We're not really sure what Polly's point is here

Of course reasonable people can differ on the merits or not of Brexit. It’s just that this reason being given by Polly Toynbee seems to us to be most odd:

As Downing Street asserts through a source to Robert Peston: “Britain is out of all EU laws. We will be able to change our laws in a huge number of areas from product standards to fishing rules and farming subsidies where we are currently bound by EU rules.” Just so. That is precisely what the Europhobes always wanted, the deregulated purpose of the whole Brexit fandango. Food safety and working conditions, traditionally well ahead of UK standards, will now be at the mercy of this Brexit government.
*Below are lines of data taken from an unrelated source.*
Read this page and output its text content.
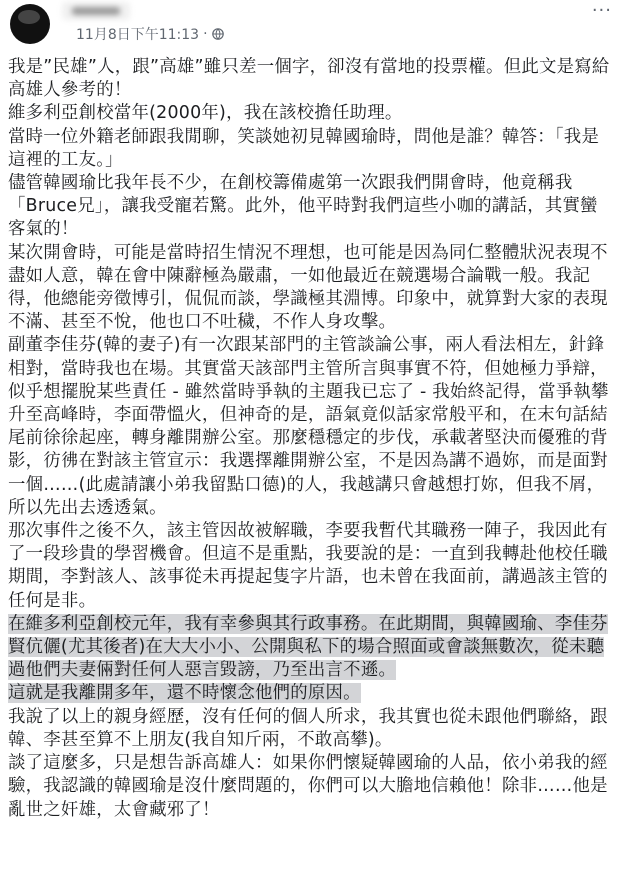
11月8日下午11:13 ·
···

我是”民雄”人，跟”高雄”雖只差一個字，卻沒有當地的投票權。但此文是寫給高雄人參考的！

維多利亞創校當年(2000年)，我在該校擔任助理。

當時一位外籍老師跟我閒聊，笑談她初見韓國瑜時，問他是誰？韓答：「我是這裡的工友。」

儘管韓國瑜比我年長不少，在創校籌備處第一次跟我們開會時，他竟稱我「Bruce兄」，讓我受寵若驚。此外，他平時對我們這些小咖的講話，其實蠻客氣的！

某次開會時，可能是當時招生情況不理想，也可能是因為同仁整體狀況表現不盡如人意，韓在會中陳辭極為嚴肅，一如他最近在競選場合論戰一般。我記得，他總能旁徵博引，侃侃而談，學識極其淵博。印象中，就算對大家的表現不滿、甚至不悅，他也口不吐穢，不作人身攻擊。

副董李佳芬(韓的妻子)有一次跟某部門的主管談論公事，兩人看法相左，針鋒相對，當時我也在場。其實當天該部門主管所言與事實不符，但她極力爭辯，似乎想擺脫某些責任 - 雖然當時爭執的主題我已忘了 - 我始終記得，當爭執攀升至高峰時，李面帶慍火，但神奇的是，語氣竟似話家常般平和，在末句話結尾前徐徐起座，轉身離開辦公室。那麼穩穩定的步伐，承載著堅決而優雅的背影，彷彿在對該主管宣示：我選擇離開辦公室，不是因為講不過妳，而是面對一個……(此處請讓小弟我留點口德)的人，我越講只會越想打妳，但我不屑，所以先出去透透氣。

那次事件之後不久，該主管因故被解職，李要我暫代其職務一陣子，我因此有了一段珍貴的學習機會。但這不是重點，我要說的是：一直到我轉赴他校任職期間，李對該人、該事從未再提起隻字片語，也未曾在我面前，講過該主管的任何是非。

在維多利亞創校元年，我有幸參與其行政事務。在此期間，與韓國瑜、李佳芬賢伉儷(尤其後者)在大大小小、公開與私下的場合照面或會談無數次，從未聽過他們夫妻倆對任何人惡言毀謗，乃至出言不遜。

這就是我離開多年，還不時懷念他們的原因。

我說了以上的親身經歷，沒有任何的個人所求，我其實也從未跟他們聯絡，跟韓、李甚至算不上朋友(我自知斤兩，不敢高攀)。

談了這麼多，只是想告訴高雄人：如果你們懷疑韓國瑜的人品，依小弟我的經驗，我認識的韓國瑜是沒什麼問題的，你們可以大膽地信賴他！除非……他是亂世之奸雄，太會藏邪了！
Very few in Labour could tolerate that.

The government of the UK is the one elected by the people of the UK. It seems reasonable enough that it should be those people of the UK who get to decide the rules that they’ll live under. This is rather the point of democracy we think.

But to be specific here. With both food safety and working conditions the insistence that “these are the rules” is an agreement, a priori, that people would prefer lower standards. To take that bete noire de nos jours, chlorinated chicken. If British people really don’t want it then if available no one will buy it. It’ll sit on the shelves until it rots and no more will be placed upon the market.
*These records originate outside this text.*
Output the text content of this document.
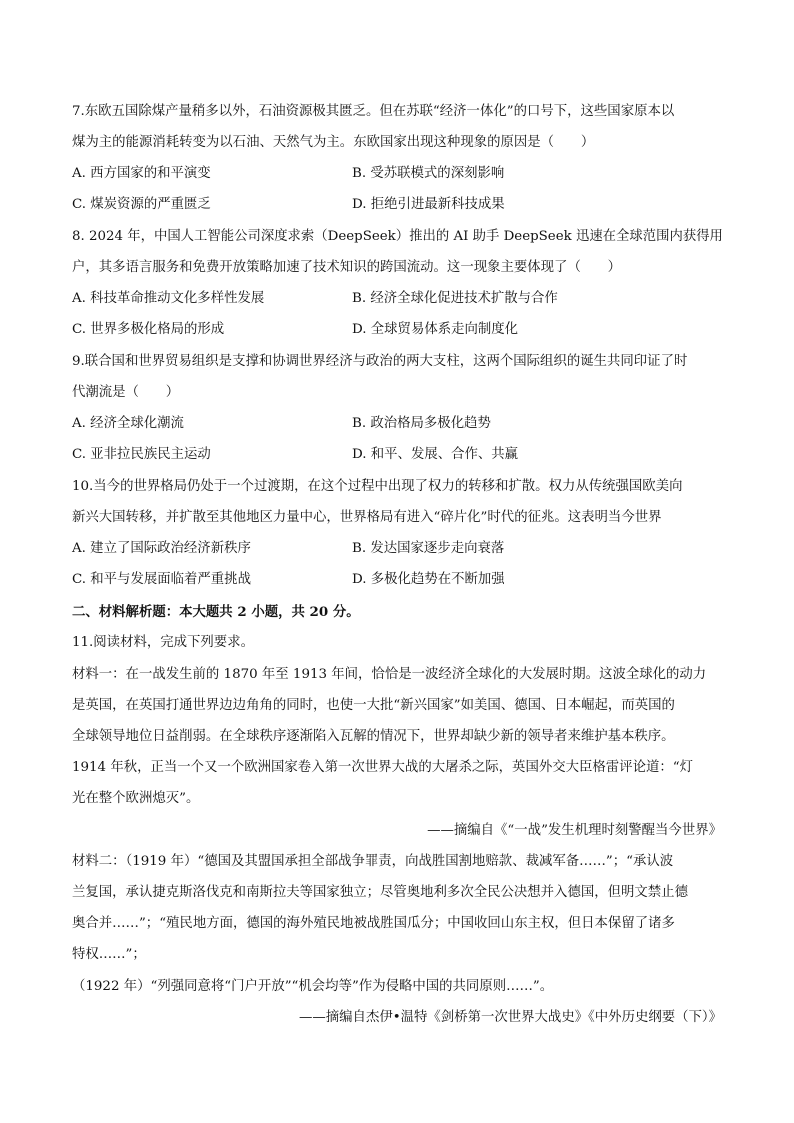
7.东欧五国除煤产量稍多以外，石油资源极其匮乏。但在苏联“经济一体化”的口号下，这些国家原本以
煤为主的能源消耗转变为以石油、天然气为主。东欧国家出现这种现象的原因是（　　）
A. 西方国家的和平演变	B. 受苏联模式的深刻影响
C. 煤炭资源的严重匮乏	D. 拒绝引进最新科技成果
8. 2024 年，中国人工智能公司深度求索（DeepSeek）推出的 AI 助手 DeepSeek 迅速在全球范围内获得用
户，其多语言服务和免费开放策略加速了技术知识的跨国流动。这一现象主要体现了（　　）
A. 科技革命推动文化多样性发展	B. 经济全球化促进技术扩散与合作
C. 世界多极化格局的形成	D. 全球贸易体系走向制度化
9.联合国和世界贸易组织是支撑和协调世界经济与政治的两大支柱，这两个国际组织的诞生共同印证了时
代潮流是（　　）
A. 经济全球化潮流	B. 政治格局多极化趋势
C. 亚非拉民族民主运动	D. 和平、发展、合作、共赢
10.当今的世界格局仍处于一个过渡期，在这个过程中出现了权力的转移和扩散。权力从传统强国欧美向
新兴大国转移，并扩散至其他地区力量中心，世界格局有进入“碎片化”时代的征兆。这表明当今世界
A. 建立了国际政治经济新秩序	B. 发达国家逐步走向衰落
C. 和平与发展面临着严重挑战	D. 多极化趋势在不断加强
二、材料解析题：本大题共 2 小题，共 20 分。
11.阅读材料，完成下列要求。
材料一：在一战发生前的 1870 年至 1913 年间，恰恰是一波经济全球化的大发展时期。这波全球化的动力
是英国，在英国打通世界边边角角的同时，也使一大批“新兴国家”如美国、德国、日本崛起，而英国的
全球领导地位日益削弱。在全球秩序逐渐陷入瓦解的情况下，世界却缺少新的领导者来维护基本秩序。
1914 年秋，正当一个又一个欧洲国家卷入第一次世界大战的大屠杀之际，英国外交大臣格雷评论道：“灯
光在整个欧洲熄灭”。
——摘编自《“一战”发生机理时刻警醒当今世界》
材料二：（1919 年）“德国及其盟国承担全部战争罪责，向战胜国割地赔款、裁减军备……”；“承认波
兰复国，承认捷克斯洛伐克和南斯拉夫等国家独立；尽管奥地利多次全民公决想并入德国，但明文禁止德
奥合并……”；“殖民地方面，德国的海外殖民地被战胜国瓜分；中国收回山东主权，但日本保留了诸多
特权……”；
（1922 年）“列强同意将“门户开放”“机会均等”作为侵略中国的共同原则……”。
——摘编自杰伊•温特《剑桥第一次世界大战史》《中外历史纲要（下）》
The only justification of a ban on its availability is that some people would in fact like to purchase and consume it. At which point of course what’s the justification for banning what people desire?
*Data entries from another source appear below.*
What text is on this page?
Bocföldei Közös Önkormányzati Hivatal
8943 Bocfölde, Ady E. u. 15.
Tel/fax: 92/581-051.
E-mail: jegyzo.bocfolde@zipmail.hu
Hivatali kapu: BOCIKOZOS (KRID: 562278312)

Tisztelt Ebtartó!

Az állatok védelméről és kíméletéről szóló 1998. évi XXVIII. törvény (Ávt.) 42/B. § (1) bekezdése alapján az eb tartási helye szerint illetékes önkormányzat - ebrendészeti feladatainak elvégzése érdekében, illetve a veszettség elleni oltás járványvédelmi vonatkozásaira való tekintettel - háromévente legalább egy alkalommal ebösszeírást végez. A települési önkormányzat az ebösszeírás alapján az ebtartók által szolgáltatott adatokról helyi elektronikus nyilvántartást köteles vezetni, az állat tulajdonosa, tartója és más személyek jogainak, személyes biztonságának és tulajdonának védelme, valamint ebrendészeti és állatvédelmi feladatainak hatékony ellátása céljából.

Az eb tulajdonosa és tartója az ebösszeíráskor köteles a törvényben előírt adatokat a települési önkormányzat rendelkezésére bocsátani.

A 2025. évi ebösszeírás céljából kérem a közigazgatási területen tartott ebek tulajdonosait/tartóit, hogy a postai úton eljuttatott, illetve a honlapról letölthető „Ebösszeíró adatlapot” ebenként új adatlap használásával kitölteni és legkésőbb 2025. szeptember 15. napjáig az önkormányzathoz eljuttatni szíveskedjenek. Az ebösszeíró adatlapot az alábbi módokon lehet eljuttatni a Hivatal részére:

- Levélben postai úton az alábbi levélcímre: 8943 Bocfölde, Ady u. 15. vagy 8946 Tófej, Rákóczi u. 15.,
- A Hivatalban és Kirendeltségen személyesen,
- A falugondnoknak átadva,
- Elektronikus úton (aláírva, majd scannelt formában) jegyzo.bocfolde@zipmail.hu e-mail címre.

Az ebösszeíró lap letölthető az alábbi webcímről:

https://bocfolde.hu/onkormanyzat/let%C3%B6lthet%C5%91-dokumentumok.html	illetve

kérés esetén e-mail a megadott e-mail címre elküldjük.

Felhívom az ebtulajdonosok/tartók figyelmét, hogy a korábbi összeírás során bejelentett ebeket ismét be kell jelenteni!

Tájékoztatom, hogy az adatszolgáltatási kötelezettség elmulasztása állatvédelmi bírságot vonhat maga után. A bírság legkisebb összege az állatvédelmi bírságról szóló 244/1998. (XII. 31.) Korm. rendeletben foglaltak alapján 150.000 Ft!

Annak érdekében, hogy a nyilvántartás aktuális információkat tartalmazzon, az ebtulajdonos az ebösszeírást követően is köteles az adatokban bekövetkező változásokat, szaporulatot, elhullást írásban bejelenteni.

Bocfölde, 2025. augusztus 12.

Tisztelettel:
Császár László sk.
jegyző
So it is with all such bans and standards and insistences. The only justification for “higher standards” however derived - note that this is not exclusively about the EU, or Brexit - is that some useful portion of the people don’t want them. That’s why they must be imposed.

Which leaves us somewhat confused. For that means Polly’s point is she supports any system - EU, Labour, whatever - which ensures that the plebs are controlled into doing what they damn well should be doing. Which can’t, obviously, be right at all. So we’re rather at sea as to what the point is.